Nasce in Lombardia (ed è il primo in Italia) un centro superspecialistico dedicato allo studio e al trattamento delle complicanze degli interventi di ernia e alla cura e al trattamento di patologie complesse della parete addominale. Il Centro di ricerca di alta specializzazione sulla patologia della parete addominale e sulla chirurgia riparativa delle ernie addominali unisce l’esperienza clinica di uno dei massimi esperti internazionali in questo settore e il rigore della ricerca scientifica dell’Università degli Studi dell’Insubria. La sede è presso il Policlinico San Donato e l’Istituto Clinico Sant’Ambrogio di Milano e mira a diventare il punto di riferimento a livello europeo nel campo della ricerca applicata alla chirurgia parietale. «Negli Stati Uniti e in Europa, così come in Italia, esistono degli “Ernia Center” dove si operano in day surgery o in day hospital le ernie – spiega il direttore del Centro, professor Giampiero Campanelli, ordinario di Chirurgia generale all’Università degli Studi dell’Insubria e direttore della Chirurgia generale e Day surgery, dell’Istituto Clinico San Ambrogio di Milano – il nostro Centro, a differenza degli altri, oltre a realizzare la chirurgia delle “semplici” ernie inguinali e addominali di routine, tratterà in particolare la cura e il trattamento delle complicanze che sorgono da questi interventi (come il dolore cronico post-operatorio, le infezioni e le recidive) e si occuperà di casi complessi come: l’ernia dello sportivo – che in realtà riguarda per la maggior parte persone che non praticano lo sport – ; le patologie post-gravidiche, come la diastasi dei retti, dovuta a uno sfiancamento o a una lacerazione dei muscoli dell’addome; o, ancora, la cosiddetta “perdita del diritto di domicilio” nelle ernie ventrali giganti, ossia, quando si viene a creare una seconda cavità addominale esterna all’addome, che sembra formare due pance nel paziente».

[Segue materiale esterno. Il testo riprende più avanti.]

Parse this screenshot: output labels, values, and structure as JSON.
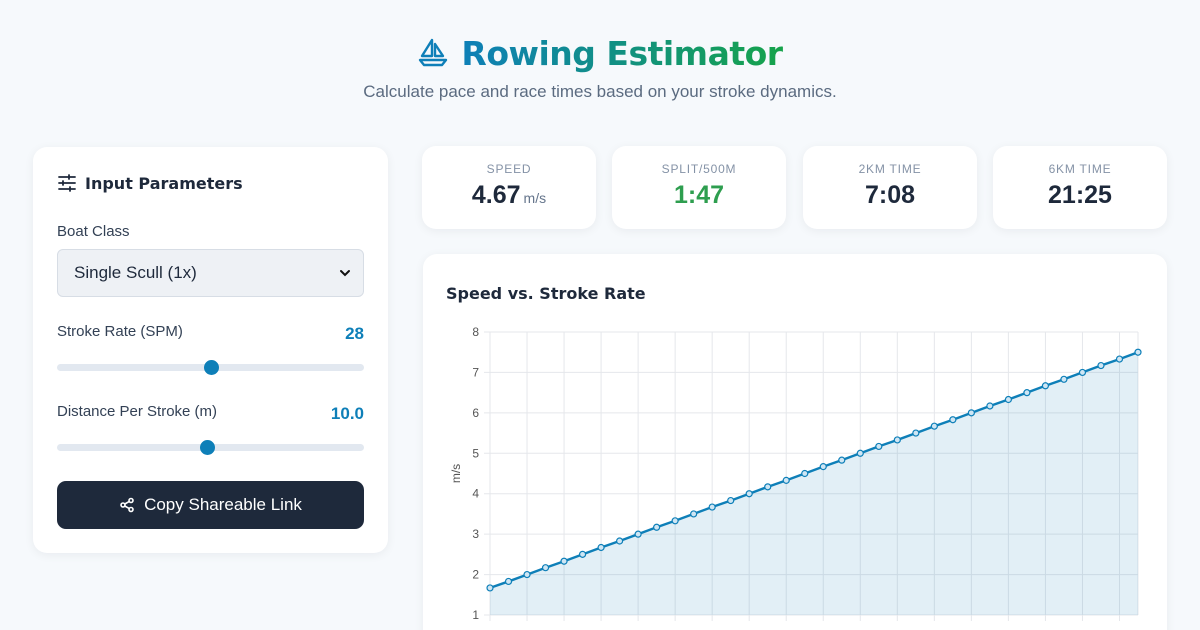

L’ernia inguinale è l’intervento chirurgico più diffuso al mondo: solo in Italia nel 2013 sono stati praticati 170mila interventi, negli Usa un milione e mezzo e 4, 5 milioni in tutto il mondo, ma con l’aumento del numero degli interventi sono cresciute anche le complicanze. «Nel corso della mia carriera clinica – continua Campanelli – ho visto anche “casi disperati”, dovuti perlopiù a operazioni eseguite non a regola d’arte, e, per fare qualche esempio: pazienti che, a causa del dolore cronico post operatorio, hanno pensato al suicidio; pazienti operati cinque-dieci volte; bambini con meno di dieci anni con pluri-recidive, e disastri parietali. Questo nuovo Centro si occuperà, in aggiunta a tutti i casi “normali”, proprio di questi casi-limite e lo farà in modo interdisciplinare con il coinvolgimento, oltre che del chirurgo generale, anche di chirurghi estetici, biochimici, medici legali, perché spesso, a seguito di un intervento non riuscito, si sconfina in questo campo e in certi casi il team sarà affiancato anche da psicologi e neuropsichiatri».

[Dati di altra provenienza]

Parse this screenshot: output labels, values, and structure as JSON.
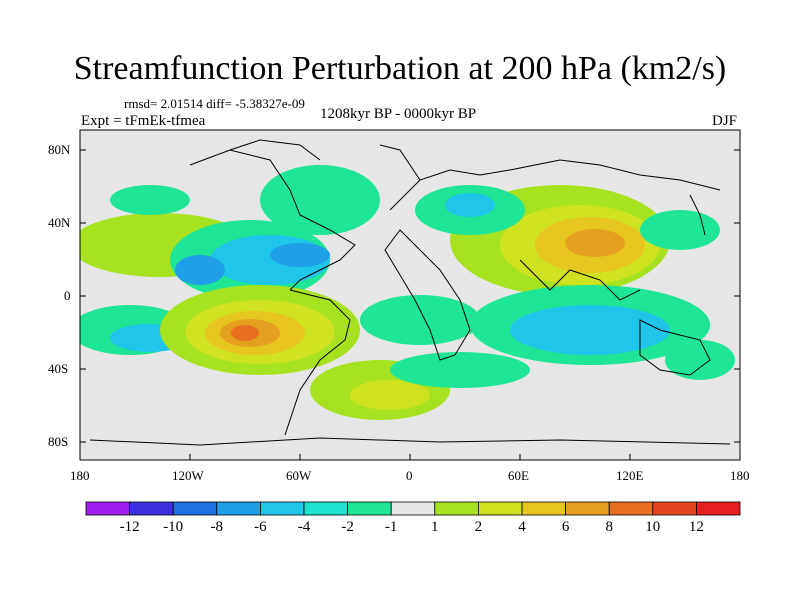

Trattandosi di un Centro di ricerca universitario, l’altra anima, oltre quella clinica, è proprio legata alla ricerca. «I nostri ricercatori studieranno anche i “biomateriali”: come le protesi biologiche, delle speciali reti che si usano per esempio nel bambino e che crescono insieme a lui, e ancora si dedicheranno alle cellule staminali: mettendo in incubazione le cellule prelevate dall’organismo dei nostri pazienti ne valuteranno l’interazione con le protesi e lo sviluppo in vitro», conclude il professor Campanelli.
Di queste tematiche si parlerà nel “Primo congresso mondiale sulla chirurgia delle ernie e della parete addominale”, in programma a Milano dal 25 al 29 aprile 2015, che vedrà la partecipazione delle cinque società internazionali di settore: European hernia society, presieduta dal professor Campanelli, American hernia society, Asian pacific hernia society, Australasian hernia society e Afro middle east hernia society.